For all the hypnotic intensity that Waits put into his songs, once the music stopped, he slipped easily into his amiable bar-hound-with-a-non-sequitur-back persona, addressing spontaneous audience queries.
"I'm still working at the airport. But I travel a great deal."
"How do I like the weather? Weather of any kind is pleasant. When you're gone, there's no weather. So yes, I like the weather."
After an enthusiastic audience participation stab:
"That was great. You guys can sing. Oh hell, you're in Nashville — everybody sings in Nashville."
A few songs in, the band left the stage (albeit the bass player) as a piano was wheeled out. With nothing more than 88 keys and a baby blue spotlight, Waits sat down, removed some of the gravel from his voice and turned the auditorium into an intimate nightclub. "Tom Traubert's Blues" — with its echoes of "Waltzing Matilda" — was simply a moving thing of beauty, as was his eloquent, poetic "House Where Nobody Lives."
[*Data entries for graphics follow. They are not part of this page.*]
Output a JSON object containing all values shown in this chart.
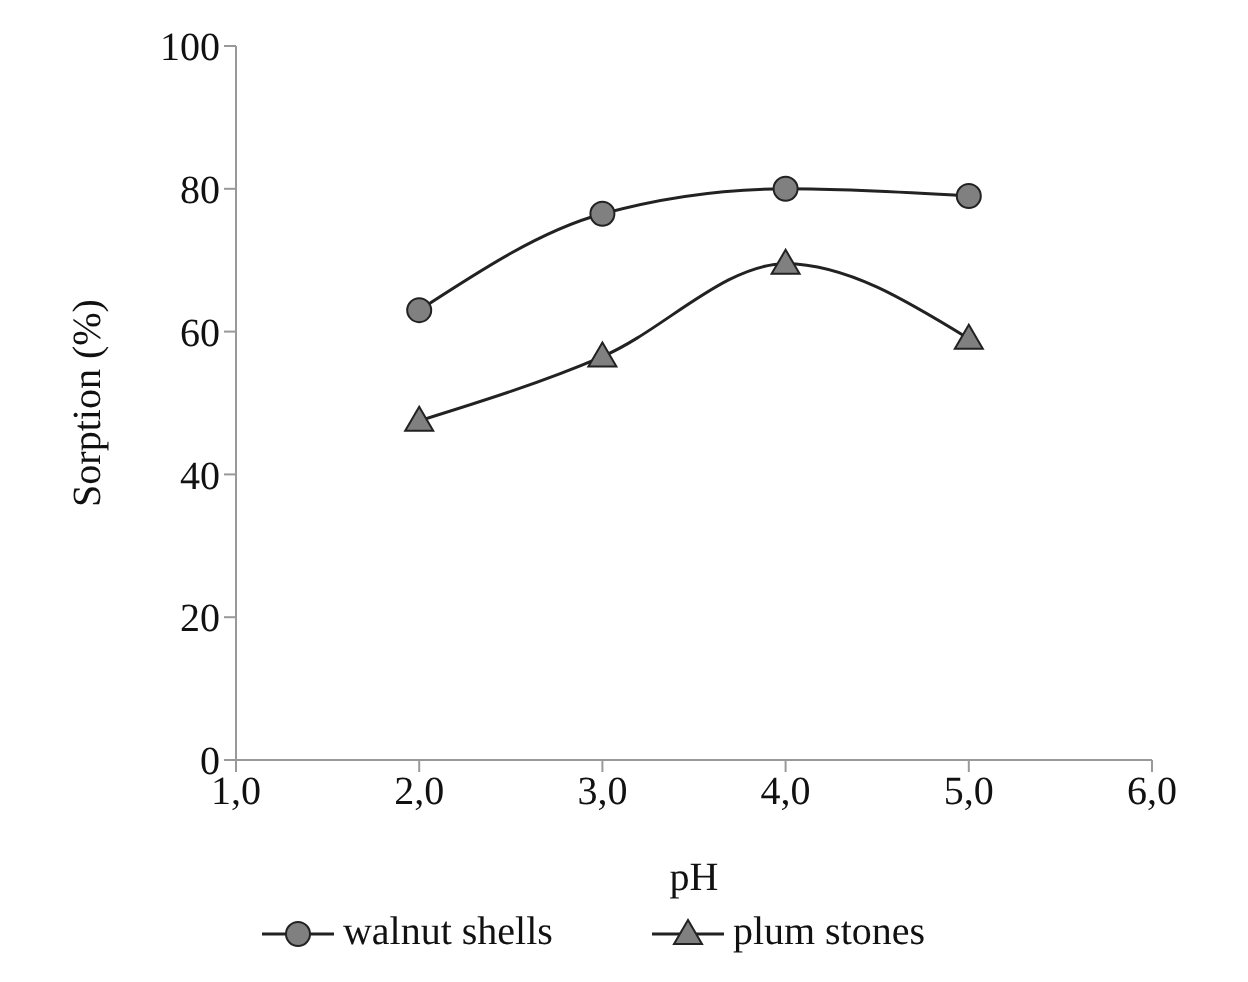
{
  "chart_data": {
    "type": "line",
    "xlabel": "pH",
    "ylabel": "Sorption (%)",
    "xlim": [
      1,
      6
    ],
    "xticks": [
      {
        "value": 1,
        "label": "1,0"
      },
      {
        "value": 2,
        "label": "2,0"
      },
      {
        "value": 3,
        "label": "3,0"
      },
      {
        "value": 4,
        "label": "4,0"
      },
      {
        "value": 5,
        "label": "5,0"
      },
      {
        "value": 6,
        "label": "6,0"
      }
    ],
    "ylim": [
      0,
      100
    ],
    "yticks": [
      0,
      20,
      40,
      60,
      80,
      100
    ],
    "x": [
      2,
      3,
      4,
      5
    ],
    "series": [
      {
        "name": "walnut shells",
        "color": "#808080",
        "marker": "circle",
        "values": [
          63,
          76.5,
          80,
          79
        ]
      },
      {
        "name": "plum stones",
        "color": "#808080",
        "marker": "triangle",
        "values": [
          47.5,
          56.5,
          69.5,
          59
        ]
      }
    ],
    "legend": "bottom",
    "grid": false,
    "line_style": "solid"
  }
}
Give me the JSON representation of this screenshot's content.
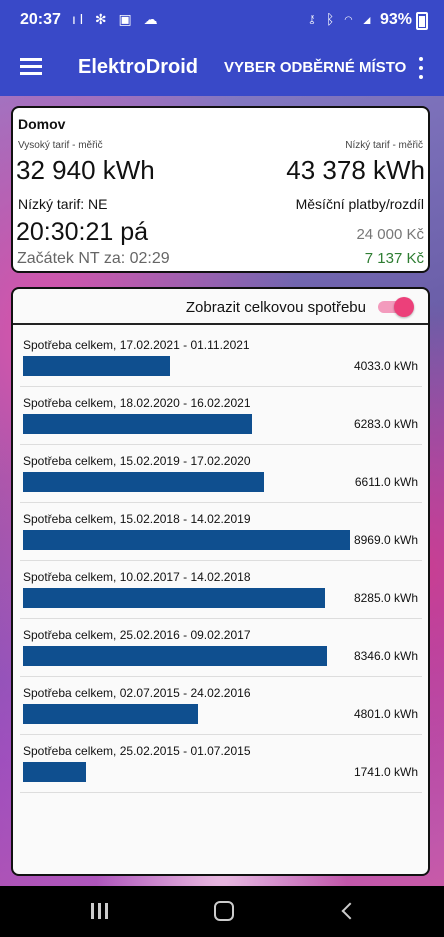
{
  "status_bar": {
    "time": "20:37",
    "left_icons": [
      "signal-bars-icon",
      "fan-icon",
      "image-icon",
      "cloud-icon"
    ],
    "right_icons": [
      "key-icon",
      "bluetooth-icon",
      "wifi-icon",
      "cell-signal-icon"
    ],
    "battery": "93%"
  },
  "app_bar": {
    "title": "ElektroDroid",
    "action_label": "VYBER ODBĚRNÉ MÍSTO"
  },
  "summary": {
    "place": "Domov",
    "high_tariff_label": "Vysoký tarif - měřič",
    "low_tariff_label": "Nízký tarif - měřič",
    "high_tariff_value": "32 940 kWh",
    "low_tariff_value": "43 378 kWh",
    "low_tariff_state": "Nízký tarif: NE",
    "monthly_label": "Měsíční platby/rozdíl",
    "clock": "20:30:21 pá",
    "payments": "24 000 Kč",
    "nt_start": "Začátek NT za: 02:29",
    "difference": "7 137 Kč"
  },
  "consumption": {
    "toggle_label": "Zobrazit celkovou spotřebu",
    "toggle_on": true,
    "bar_color": "#0f4f8f",
    "max_value": 8969.0,
    "items": [
      {
        "label": "Spotřeba celkem, 17.02.2021 - 01.11.2021",
        "value": 4033.0,
        "value_text": "4033.0 kWh"
      },
      {
        "label": "Spotřeba celkem, 18.02.2020 - 16.02.2021",
        "value": 6283.0,
        "value_text": "6283.0 kWh"
      },
      {
        "label": "Spotřeba celkem, 15.02.2019 - 17.02.2020",
        "value": 6611.0,
        "value_text": "6611.0 kWh"
      },
      {
        "label": "Spotřeba celkem, 15.02.2018 - 14.02.2019",
        "value": 8969.0,
        "value_text": "8969.0 kWh"
      },
      {
        "label": "Spotřeba celkem, 10.02.2017 - 14.02.2018",
        "value": 8285.0,
        "value_text": "8285.0 kWh"
      },
      {
        "label": "Spotřeba celkem, 25.02.2016 - 09.02.2017",
        "value": 8346.0,
        "value_text": "8346.0 kWh"
      },
      {
        "label": "Spotřeba celkem, 02.07.2015 - 24.02.2016",
        "value": 4801.0,
        "value_text": "4801.0 kWh"
      },
      {
        "label": "Spotřeba celkem, 25.02.2015 - 01.07.2015",
        "value": 1741.0,
        "value_text": "1741.0 kWh"
      }
    ]
  },
  "nav_bar": {
    "icons": [
      "recent-apps-icon",
      "home-icon",
      "back-icon"
    ]
  }
}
The band returned to provide a taste of sci-fi soundtrack backing for the singer's spoken narrative, "What's He Building?" a piece that showcased Waits' ability to hang dripping skins of innuendo on normal sentences via the gruff magic of his delivery. The set ended with the blasting "Goin' Out West," but that was not all. Waits returned for two encores, the plaintive anti-war love letter, "Day After Tomorrow," and a version of "Heartattack and Vine" that saw him using about eight different voices from his arsenal of rasp and sputter, including something with a hint of Peter Lorre with a sinus infection. Then there was applause and a lot of it, but he did not return.
With any luck, Music City won't have to wait another 30 years to see Tom Waits again.